Background: Humans are able to follow a chosen speaker even in challenging acoustic environments. The perceptual mechanisms underlying this ability remain unclear. The research field known as ‘computational auditory scene analysis’ investigates this topic by developing computer models, mimicking the abilities of the human auditory system. In this study, we contribute to the CASA work by presenting a model of attentive voice tracking.

Methods: For our model, auditory scene is arranged in two attention-dependent streams: attended foreground, corresponding to the target, and unattended background, comprised of the remaining clutter. This acoustic mixture is processed using four main computational blocks, organized on a scale between bottom-up and top-down processes: glimpsed feature extraction, foreground-background segregation, state estimation, and top-down knowledge. Algorithmically, the model combines the salient periodicity- based feature extraction, sequential Monte Carlo sampling and statistical models of voice properties.

Results: We evaluated the model by comparing it with the data obtained in the psychoacoustic experiment, which measured the ability to track of one of two competing voices with time-varying
parameters (fundamental frequency (F0) and formants (F1,F2)).
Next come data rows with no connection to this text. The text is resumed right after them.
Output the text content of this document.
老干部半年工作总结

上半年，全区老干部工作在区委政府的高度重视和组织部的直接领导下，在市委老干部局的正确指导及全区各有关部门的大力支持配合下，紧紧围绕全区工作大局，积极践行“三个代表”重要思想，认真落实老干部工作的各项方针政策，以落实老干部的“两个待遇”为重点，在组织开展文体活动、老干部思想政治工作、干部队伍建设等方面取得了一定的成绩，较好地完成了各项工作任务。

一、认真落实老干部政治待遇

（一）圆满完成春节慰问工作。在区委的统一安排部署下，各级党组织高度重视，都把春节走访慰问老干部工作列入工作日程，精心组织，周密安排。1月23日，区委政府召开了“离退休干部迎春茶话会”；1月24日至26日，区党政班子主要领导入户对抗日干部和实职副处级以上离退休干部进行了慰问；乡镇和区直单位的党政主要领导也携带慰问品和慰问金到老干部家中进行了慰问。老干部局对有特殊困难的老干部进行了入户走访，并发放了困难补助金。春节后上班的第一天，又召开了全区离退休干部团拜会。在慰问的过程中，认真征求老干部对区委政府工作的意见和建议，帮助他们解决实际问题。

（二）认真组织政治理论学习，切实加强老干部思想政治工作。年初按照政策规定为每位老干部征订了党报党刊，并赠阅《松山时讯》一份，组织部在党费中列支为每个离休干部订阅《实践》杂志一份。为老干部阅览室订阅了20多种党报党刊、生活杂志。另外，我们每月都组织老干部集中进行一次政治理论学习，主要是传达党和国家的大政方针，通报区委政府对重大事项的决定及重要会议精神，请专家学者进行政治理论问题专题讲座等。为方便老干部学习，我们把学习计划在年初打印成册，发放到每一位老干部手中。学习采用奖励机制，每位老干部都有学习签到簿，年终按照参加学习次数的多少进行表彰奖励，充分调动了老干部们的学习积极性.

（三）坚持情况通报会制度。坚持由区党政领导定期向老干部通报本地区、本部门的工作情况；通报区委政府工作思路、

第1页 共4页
We tested three model versions, which differed in the segregation stage: version 1 segregates foreground and background based on oracle F0, version 2 uses estimated F0 and version 3 uses estimated F0 and oracle F1 and F2. Version 1 outperformed human listeners, version 2 was not sufficient and version 3 was closest to explaining human performance.

Conclusions: Results of version 1 show that optimally segregated salient periodicity-based features convey more information than needed to explain human performance. Hence, they are suitable for modeling attentive voice tracking. Results of version 2 and 3 showed that several parameter dimensions must be considered to successfully this task, supporting the idea that combination of features is used by the auditory system to track a chosen voice through acoustic space.